Contudo, em anteposição ao pluralismo jurídico, ressurge, notadamente após a Segunda Guerra Mundial e a criação das Nações Unidas, no seio do positivismo jurídico, a concepção da universalidade do direito (não aquela, fruto da razão e do estado de natureza, como pugnado pelos jusnaturalistas), mas como fruto do desenvolvimento histórico do próprio positivismo. Essa nova compreensão do monismo jurídico estaria atrelada à ideia de criação de um direito positivo unitário, oriundo de um Estado mundial único.519

Especificamente no que concerne à construção da ordem jurídica internacional, esse entendimento do monismo questiona a própria imprescindibilidade da soberania estatal, sustentando a doutrina do Direito Internacional Público que “o fenômeno jurídico internacional pode até mesmo prescindir da participação volitiva direta de um Estado particular”.520 Nessa mesma linha, BARROSO:

No plano internacional, vive-se a decadência do conceito tradicional de soberania. As fronteiras rígidas cederam à formação de grandes blocos políticos e econômicos, à intensificação do movimento de pessoas e mercadorias e, mais recentemente, ao fetiche da circulação de capitais. A globalização, como conceito e como símbolo, é a manchete que anuncia a chegada do novo século.521

Nota-se que a concepção monista do direito encontra adeptos na corrente jusnaturalista e na positivista. Sintetizando: naquela, o monismo é fundamentado em um direito natural universal, que inspira o direito positivo de todas as nações e em diferentes momentos históricos; neste, ele é alicerçado também em um direito universal, contudo positivo, fruto da evolução história do próprio positivismo jurídico dos diversos Estados e emanado de uma única autoridade mundial suprema.

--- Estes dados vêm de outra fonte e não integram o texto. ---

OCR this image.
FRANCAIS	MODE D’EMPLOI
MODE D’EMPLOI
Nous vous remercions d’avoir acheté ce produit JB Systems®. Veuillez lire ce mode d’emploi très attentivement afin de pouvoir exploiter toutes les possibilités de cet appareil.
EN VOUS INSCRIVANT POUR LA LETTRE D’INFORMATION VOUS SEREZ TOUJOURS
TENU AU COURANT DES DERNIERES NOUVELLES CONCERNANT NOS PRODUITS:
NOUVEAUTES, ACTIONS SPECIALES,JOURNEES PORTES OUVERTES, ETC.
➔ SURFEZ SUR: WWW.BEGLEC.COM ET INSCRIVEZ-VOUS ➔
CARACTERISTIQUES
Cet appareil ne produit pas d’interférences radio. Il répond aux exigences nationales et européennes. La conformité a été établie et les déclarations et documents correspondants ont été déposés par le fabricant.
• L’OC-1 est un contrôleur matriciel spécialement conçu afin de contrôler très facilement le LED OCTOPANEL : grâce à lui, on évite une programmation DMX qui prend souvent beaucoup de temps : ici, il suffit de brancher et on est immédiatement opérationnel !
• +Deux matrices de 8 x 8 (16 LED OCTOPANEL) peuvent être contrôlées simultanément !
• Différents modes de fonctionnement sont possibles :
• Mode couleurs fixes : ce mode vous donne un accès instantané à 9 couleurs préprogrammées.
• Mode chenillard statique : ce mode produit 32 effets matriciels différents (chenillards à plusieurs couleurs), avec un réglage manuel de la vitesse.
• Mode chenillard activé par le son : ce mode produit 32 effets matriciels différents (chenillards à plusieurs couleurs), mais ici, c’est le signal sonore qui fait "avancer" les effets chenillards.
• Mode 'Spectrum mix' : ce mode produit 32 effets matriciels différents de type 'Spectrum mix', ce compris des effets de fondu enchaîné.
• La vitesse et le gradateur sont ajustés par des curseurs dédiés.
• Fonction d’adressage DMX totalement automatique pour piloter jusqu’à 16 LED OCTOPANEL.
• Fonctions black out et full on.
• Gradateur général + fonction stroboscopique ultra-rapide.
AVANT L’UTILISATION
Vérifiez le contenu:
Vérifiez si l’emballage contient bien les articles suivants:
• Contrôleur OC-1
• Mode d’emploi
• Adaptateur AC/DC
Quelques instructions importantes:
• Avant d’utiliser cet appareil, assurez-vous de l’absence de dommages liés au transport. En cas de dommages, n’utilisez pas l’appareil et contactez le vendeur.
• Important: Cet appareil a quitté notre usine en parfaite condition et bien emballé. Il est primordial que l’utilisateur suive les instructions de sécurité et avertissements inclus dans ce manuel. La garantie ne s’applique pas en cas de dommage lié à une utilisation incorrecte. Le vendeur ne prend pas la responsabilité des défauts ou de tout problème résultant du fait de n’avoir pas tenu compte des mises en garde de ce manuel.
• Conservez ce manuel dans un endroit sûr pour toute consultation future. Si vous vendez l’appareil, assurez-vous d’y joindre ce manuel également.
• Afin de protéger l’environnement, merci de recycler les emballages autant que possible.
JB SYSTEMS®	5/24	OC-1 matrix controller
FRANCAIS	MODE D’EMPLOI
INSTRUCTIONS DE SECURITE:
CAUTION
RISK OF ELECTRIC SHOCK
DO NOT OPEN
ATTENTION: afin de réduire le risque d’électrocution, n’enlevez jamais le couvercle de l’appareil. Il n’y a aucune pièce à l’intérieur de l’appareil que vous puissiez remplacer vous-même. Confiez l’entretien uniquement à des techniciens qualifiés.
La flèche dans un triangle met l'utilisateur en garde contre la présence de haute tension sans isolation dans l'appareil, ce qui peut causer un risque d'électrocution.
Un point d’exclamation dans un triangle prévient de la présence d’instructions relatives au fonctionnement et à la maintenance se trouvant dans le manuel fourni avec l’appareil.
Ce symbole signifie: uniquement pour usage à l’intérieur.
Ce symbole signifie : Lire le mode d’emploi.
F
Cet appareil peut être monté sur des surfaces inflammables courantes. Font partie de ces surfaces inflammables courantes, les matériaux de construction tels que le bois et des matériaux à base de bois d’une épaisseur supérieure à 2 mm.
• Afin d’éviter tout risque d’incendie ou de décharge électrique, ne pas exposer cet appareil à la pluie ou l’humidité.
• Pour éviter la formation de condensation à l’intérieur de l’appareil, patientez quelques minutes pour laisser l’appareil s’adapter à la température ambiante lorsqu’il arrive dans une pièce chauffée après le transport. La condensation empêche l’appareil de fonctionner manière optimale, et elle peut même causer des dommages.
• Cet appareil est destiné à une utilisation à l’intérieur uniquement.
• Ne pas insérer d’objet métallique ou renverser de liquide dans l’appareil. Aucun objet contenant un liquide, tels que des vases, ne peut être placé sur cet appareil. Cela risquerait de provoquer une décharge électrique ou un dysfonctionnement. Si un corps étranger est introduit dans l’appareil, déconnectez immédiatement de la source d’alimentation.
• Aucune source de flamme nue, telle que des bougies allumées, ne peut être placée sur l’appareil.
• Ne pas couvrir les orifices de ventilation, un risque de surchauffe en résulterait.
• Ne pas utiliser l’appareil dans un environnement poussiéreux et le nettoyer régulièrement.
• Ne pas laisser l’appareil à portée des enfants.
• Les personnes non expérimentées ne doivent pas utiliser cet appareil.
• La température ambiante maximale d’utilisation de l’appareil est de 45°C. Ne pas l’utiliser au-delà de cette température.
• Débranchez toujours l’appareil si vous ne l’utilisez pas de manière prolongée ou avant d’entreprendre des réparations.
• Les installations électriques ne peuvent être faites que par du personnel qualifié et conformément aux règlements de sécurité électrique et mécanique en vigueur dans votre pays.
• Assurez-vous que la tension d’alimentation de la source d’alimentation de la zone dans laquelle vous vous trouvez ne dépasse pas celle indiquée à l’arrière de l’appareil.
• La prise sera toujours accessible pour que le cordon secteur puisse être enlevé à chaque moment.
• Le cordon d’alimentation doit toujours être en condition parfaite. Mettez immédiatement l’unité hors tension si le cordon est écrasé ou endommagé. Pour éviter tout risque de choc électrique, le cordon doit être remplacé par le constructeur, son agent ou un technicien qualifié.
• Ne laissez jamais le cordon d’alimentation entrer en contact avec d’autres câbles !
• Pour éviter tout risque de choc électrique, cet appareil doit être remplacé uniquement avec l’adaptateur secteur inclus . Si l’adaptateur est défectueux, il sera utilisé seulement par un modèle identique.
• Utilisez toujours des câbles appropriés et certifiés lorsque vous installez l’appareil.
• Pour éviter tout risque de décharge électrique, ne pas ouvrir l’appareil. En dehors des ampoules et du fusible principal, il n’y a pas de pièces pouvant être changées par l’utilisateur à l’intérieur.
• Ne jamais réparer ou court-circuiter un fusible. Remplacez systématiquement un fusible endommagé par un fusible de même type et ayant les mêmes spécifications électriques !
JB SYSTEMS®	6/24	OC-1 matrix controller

De outro lado, a concepção pluralista do direito também conta com adeptos tanto na corrente jusnaturalista quanto na positivista. Na jusnaturalista, o pluralismo jurídico por si só decorre da concepção de duas espécies de direitos, o natural e o positivo. No positivismo, pela existência de distintas ordens estatais soberanas, que também se obrigam no plano do Direito Internacional Público ou, ainda, pelo entendimento de que são jurídicas outras ordens oriundas da sociedade e independentes do Estado (e.g. da Igreja e dos grupos sociais, incluindo as profissionais classistas).

519 BOBBIO, Teoria do ordenamento..., p. 164-5. 520 Cf. MURADAS, O princípio da..., p. 105.

521 Completa o autor: “Como o comércio internacional não tem fronteiras, tende a ser regulado por regras de

fontes não nacionais, denominadas lex mercatoria, que consagram o primado dos usos no comércio internacional e se materializam também por meio dos contratos e cláusulas-tipo, jurisprudência arbitral, regulamentações profissionais elaboradas por suas associações representativas e princípios gerais comuns às legislações dos países”. BARROSO, Fundamentos teóricos...

Diversos podem ser, portanto, os enfoques fundamentadores para se sustentar o pluralismo ou o monismo jurídico, encontrando terreno fértil de debates nos domínios do Direito Internacional Público, principalmente com o fito de justificar e compreender o modo como se procedem as relações cada vez mais intensas entre ordem estatal e a internacional, bem como entre as respectivas normas.